Whilst a duty to act in good faith has been a long established principle in civil law jurisdictions the English courts have been reluctant to imply such a duty in English common law despite the fact that other common law jurisdictions such as Canada and Australia have started to recognize a duty of good faith in commercial contracts.
In the case in hand exclusive distribution rights to distribute Manchester United fragrances in the Middle East, Aisa, Africa and Australasia were granted by the principal to the distributor. The distributor alleged that certain actions of the principal had caused him to be in repudiatory breach of the contract, which the Distributor accepted. The distributor therefore claimed damages at court as a result of the principals breaches of contract. One of the breaches alleged was provision by the principal of false information.
The court held that the principal had in bad faith provided false information to the distributor as to the retail price of the products in Singapore and that the principal knew that the distributor would rely on such false information.
In his judgment Mr Justice Legatt doubted that English law was ready to recognize a requirement of good faith as a duty implied by law into all commercial contracts. He saw however no difficulty in implying such a duty in any ordinary commercial contract based on the presumed intention of the parties. He didn’t consider this the recognition of a new concept in English law, rather an extension of the existing principle that reasonable expectations must be protected.
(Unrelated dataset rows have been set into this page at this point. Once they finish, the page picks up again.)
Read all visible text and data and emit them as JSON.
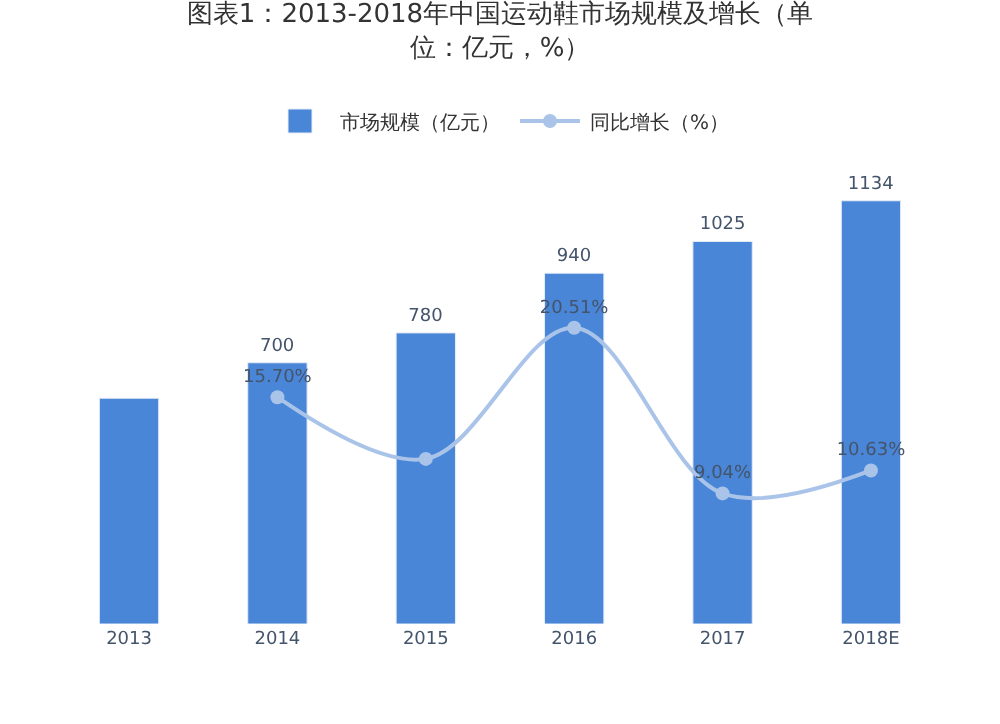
{
  "chart_data": {
    "type": "bar",
    "title": "图表1：2013-2018年中国运动鞋市场规模及增长（单位：亿元，%）",
    "categories": [
      "2013",
      "2014",
      "2015",
      "2016",
      "2017",
      "2018E"
    ],
    "series": [
      {
        "name": "市场规模（亿元）",
        "color": "#4a86d8",
        "values": [
          605,
          700,
          780,
          940,
          1025,
          1134
        ],
        "value_labels": [
          null,
          "700",
          "780",
          "940",
          "1025",
          "1134"
        ]
      },
      {
        "name": "同比增长（%）",
        "type": "line",
        "axis": "y2",
        "color": "#a9c4e8",
        "values": [
          null,
          15.7,
          11.43,
          20.51,
          9.04,
          10.63
        ],
        "value_labels": [
          null,
          "15.70%",
          null,
          "20.51%",
          "9.04%",
          "10.63%"
        ]
      }
    ],
    "tick_labels": "x",
    "legend": "top",
    "marker": "circle",
    "line_style": "solid"
  }
}
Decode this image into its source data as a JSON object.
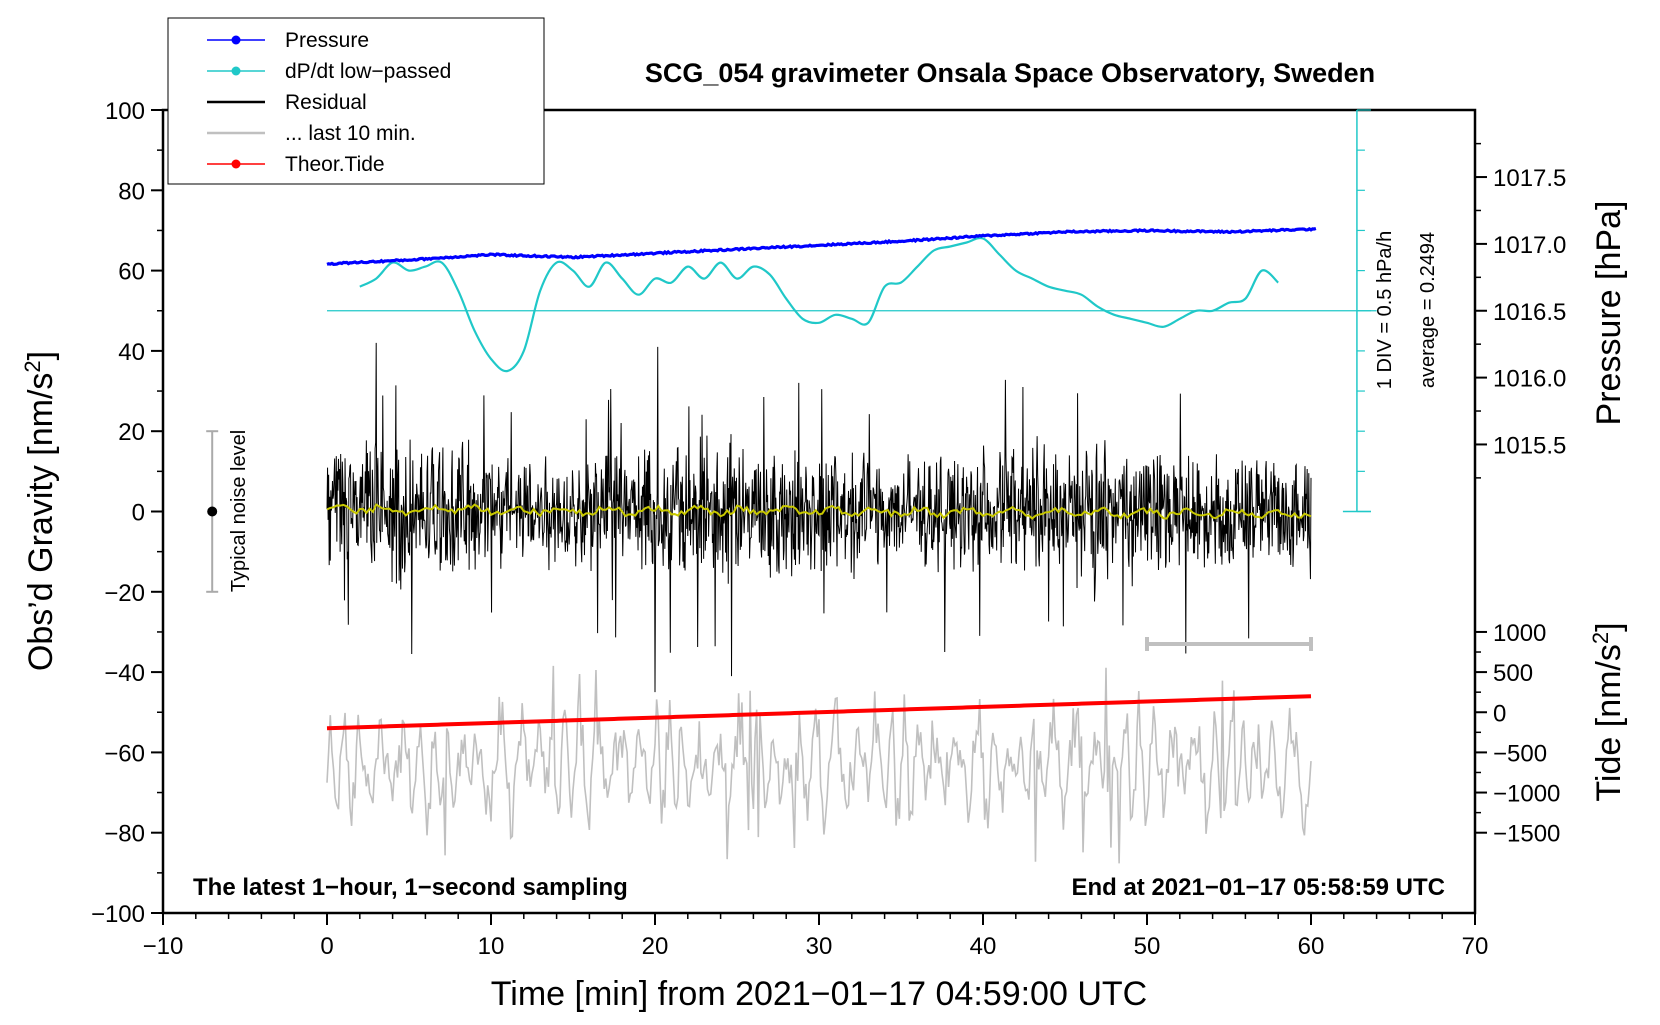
{
  "chart_data": {
    "type": "line",
    "title": "SCG_054 gravimeter Onsala Space Observatory, Sweden",
    "xlabel": "Time [min] from 2021−01−17 04:59:00 UTC",
    "xlim": [
      -10,
      70
    ],
    "xticks": [
      -10,
      0,
      10,
      20,
      30,
      40,
      50,
      60,
      70
    ],
    "x_tick_labels": [
      "−10",
      "0",
      "10",
      "20",
      "30",
      "40",
      "50",
      "60",
      "70"
    ],
    "left_axis": {
      "label": "Obs’d Gravity [nm/s",
      "label_sup": "2",
      "label_end": "]",
      "ylim": [
        -100,
        100
      ],
      "ticks": [
        -100,
        -80,
        -60,
        -40,
        -20,
        0,
        20,
        40,
        60,
        80,
        100
      ],
      "tick_labels": [
        "−100",
        "−80",
        "−60",
        "−40",
        "−20",
        "0",
        "20",
        "40",
        "60",
        "80",
        "100"
      ]
    },
    "pressure_axis": {
      "label": "Pressure [hPa]",
      "ticks": [
        1015.5,
        1016.0,
        1016.5,
        1017.0,
        1017.5
      ],
      "tick_labels": [
        "1015.5",
        "1016.0",
        "1016.5",
        "1017.0",
        "1017.5"
      ],
      "gravity_equivalent": {
        "at_1016_5": 50,
        "per_hPa": 33.3
      }
    },
    "tide_axis": {
      "label": "Tide [nm/s",
      "label_sup": "2",
      "label_end": "]",
      "ticks": [
        -1500,
        -1000,
        -500,
        0,
        500,
        1000
      ],
      "tick_labels": [
        "−1500",
        "−1000",
        "−500",
        "0",
        "500",
        "1000"
      ],
      "gravity_equivalent": {
        "at_0": -50,
        "per_nms2": 0.02
      }
    },
    "series": [
      {
        "name": "Pressure",
        "unit": "hPa",
        "color": "#0000ff",
        "x": [
          0,
          5,
          10,
          15,
          20,
          25,
          30,
          35,
          40,
          45,
          50,
          55,
          60
        ],
        "values": [
          1016.85,
          1016.88,
          1016.92,
          1016.9,
          1016.93,
          1016.96,
          1016.99,
          1017.02,
          1017.06,
          1017.09,
          1017.1,
          1017.09,
          1017.11
        ]
      },
      {
        "name": "dP/dt low−passed",
        "unit": "nm/s2 equivalent",
        "color": "#20c8c8",
        "x": [
          2,
          3,
          4,
          5,
          6,
          7,
          8,
          9,
          10,
          11,
          12,
          13,
          14,
          15,
          16,
          17,
          18,
          19,
          20,
          21,
          22,
          23,
          24,
          25,
          26,
          27,
          28,
          29,
          30,
          31,
          32,
          33,
          34,
          35,
          36,
          37,
          38,
          39,
          40,
          41,
          42,
          43,
          44,
          45,
          46,
          47,
          48,
          49,
          50,
          51,
          52,
          53,
          54,
          55,
          56,
          57,
          58
        ],
        "values": [
          56,
          58,
          62,
          60,
          61,
          62,
          55,
          45,
          38,
          35,
          40,
          55,
          62,
          60,
          56,
          62,
          58,
          54,
          58,
          57,
          61,
          58,
          62,
          58,
          61,
          59,
          53,
          48,
          47,
          49,
          48,
          47,
          56,
          57,
          61,
          65,
          66,
          67,
          68,
          64,
          60,
          58,
          56,
          55,
          54,
          51,
          49,
          48,
          47,
          46,
          48,
          50,
          50,
          52,
          53,
          60,
          57
        ]
      },
      {
        "name": "Residual",
        "color": "#000000",
        "note": "1-second samples, amplitude roughly ±20 nm/s2 with spikes to 42 and −45",
        "envelope_max": 42,
        "envelope_min": -45
      },
      {
        "name": "... last 10 min.",
        "color": "#c0c0c0",
        "x_range": [
          50,
          60
        ]
      },
      {
        "name": "Theor.Tide",
        "unit": "nm/s2",
        "color": "#ff0000",
        "x": [
          0,
          60
        ],
        "values": [
          -200,
          200
        ]
      }
    ],
    "dpdt_reference": {
      "label_div": "1 DIV = 0.5 hPa/h",
      "label_avg": "average = 0.2494",
      "baseline": 50
    },
    "noise_bar": {
      "label": "Typical noise level",
      "x": -7,
      "low": -20,
      "high": 20,
      "center": 0
    },
    "annotations": {
      "left": "The latest 1−hour, 1−second sampling",
      "right": "End at 2021−01−17 05:58:59 UTC"
    },
    "legend": [
      {
        "label": "Pressure",
        "color": "#0000ff",
        "marker": true
      },
      {
        "label": "dP/dt low−passed",
        "color": "#20c8c8",
        "marker": true
      },
      {
        "label": "Residual",
        "color": "#000000",
        "marker": false
      },
      {
        "label": "... last 10 min.",
        "color": "#c0c0c0",
        "marker": false
      },
      {
        "label": "Theor.Tide",
        "color": "#ff0000",
        "marker": true
      }
    ]
  }
}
In his view requirements of good faith are “sensitive to context” and require a core value of honesty. The test of establishing whether a duty of good faith should be implied is an objective one. In the judge’s own words it will depend “not on either party’s perception of whether particular conduct is improper but on whether in the particular context the conduct would be regarded as commercially unacceptable by reasonable and honest people”.
Although this is only a first instance decision and therefore may be considered further on appeal, it is potentially an important general decision, marking a move away from the general principle that there is no general duty of good faith in English contract law.